Friday 30 January 2009

Expert Help For Deformed Babies

2:49pm UK, Thursday January 29, 2009

Lisa Holland, foreign affairs correspondent
A Sky News investigation into babies born with deformities in heavily-bombed areas of Iraq has led to the creation of an expert medical training programme.

Deformed baby Fatima Ahmed



Fatima Ahmed was born in Fallujah with deformities that include two heads

Eight months ago, Sky News reported the desperate calls for international help from families in the Iraqi city of Fallujah, where growing numbers of children were being born with deformities.

Concerns were increasing that the rise in deformities may have been linked to the use of chemical weapons by US forces.

Sky showed the plight of three-year-old Fatima Ahmed, who was born with two heads and could not see, hear or move by herself.

After seeing our report, professor Kypros Nicolaides of the Fetal Medicine Foundation in London offered to set up an expert training programme to help the babies.


And after months of paperwork and red tape, the first Iraqi doctor is about to travel to Jordan and London for the training programme.

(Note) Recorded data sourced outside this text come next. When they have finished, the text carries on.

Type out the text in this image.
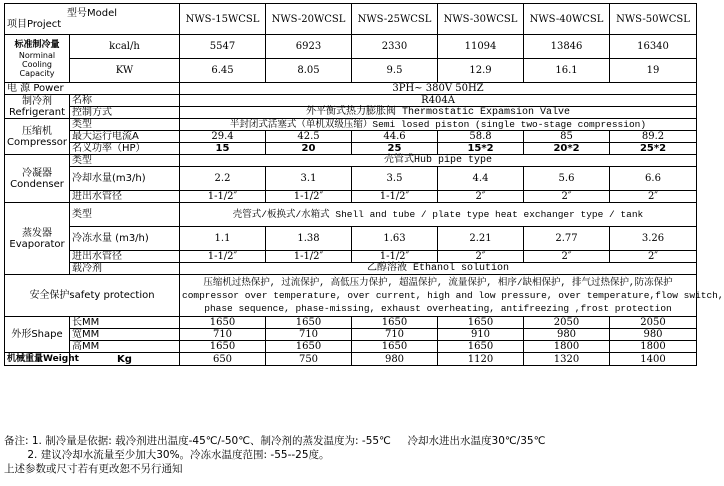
型号Model
项目Project		NWS-15WCSL	NWS-20WCSL	NWS-25WCSL	NWS-30WCSL	NWS-40WCSL	NWS-50WCSL

标准制冷量
Norminal Cooling Capacity	kcal/h	5547	6923	2330	11094	13846	16340
	KW	6.45	8.05	9.5	12.9	16.1	19
电 源 Power		3PH~ 380V 50HZ					

制冷剂
Refrigerant	名称	R404A					
	控制方式	外平衡式热力膨胀阀 Thermostatic Expamsion Valve					

压缩机
Compressor	类型	半封闭式活塞式（单机双级压缩）Semi losed piston (single two-stage compression)					
	最大运行电流A	29.4	42.5	44.6	58.8	85	89.2
	名义功率（HP）	15	20	25	15*2	20*2	25*2

冷凝器
Condenser	类型	壳管式Hub pipe type					
	冷却水量(m3/h)	2.2	3.1	3.5	4.4	5.6	6.6
	进出水管径	1-1/2″	1-1/2″	1-1/2″	2″	2″	2″

蒸发器
Evaporator	类型	壳管式/板换式/水箱式 Shell and tube / plate type heat exchanger type / tank					
	冷冻水量 (m3/h)	1.1	1.38	1.63	2.21	2.77	3.26
	进出水管径	1-1/2″	1-1/2″	1-1/2″	2″	2″	2″
	载冷剂	乙醇溶液 Ethanol solution					
安全保护safety protection		压缩机过热保护, 过流保护, 高低压力保护, 超温保护, 流量保护, 相序/缺相保护, 排气过热保护,防冻保护
compressor over temperature, over current, high and low pressure, over temperature,flow switch,
phase sequence, phase-missing, exhaust overheating, antifreezing ,frost protection					

外形Shape	长MM	1650	1650	1650	1650	2050	2050
	宽MM	710	710	710	910	980	980
	高MM	1650	1650	1650	1650	1800	1800
机械重量Weight	Kg	650	750	980	1120	1320	1400
备注: 1. 制冷量是依据: 载冷剂进出温度-45℃/-50℃、制冷剂的蒸发温度为: -55℃     冷却水进出水温度30℃/35℃
2. 建议冷却水流量至少加大30%。冷冻水温度范围: -55--25度。
上述参数或尺寸若有更改恕不另行通知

Dr Muntaha Hashim, a 39-year-old prenatal care specialist, is one of the most senior doctors at Fallujah general hospital.

Her life has been dedicated to the welfare of those in her city and it is hoped that with the training ahead, she will return with a unique set of skills to help pregnant women and babies.

It is also hoped she will set up a birth deformity register, to reveal the extent of the problem.

In April and November 2004, Fallujah suffered some of the heaviest bombardments of the Iraq war.

The US military said it used the banned weapon white phosphorus, but primarily as a smokescreen - permitted under international law.

When used as an incendiary weapon, however, the chemical can cause serious burns and is linked to deformities in new-born children.

Hikmat Tawfeeq, deputy chairman of the Fallujah-based human rights group Alakhiyar, told Sky News last May: "We have around 200 cases of deformities recorded by our society. Most of these cases are birth deformities which have arisen after the bombing of Fallujah."

At one cemetery in Fallujah, undertaker Mahmoud Hummadi said he usually buried four to five bodies of newborns every day, most of them with deformities.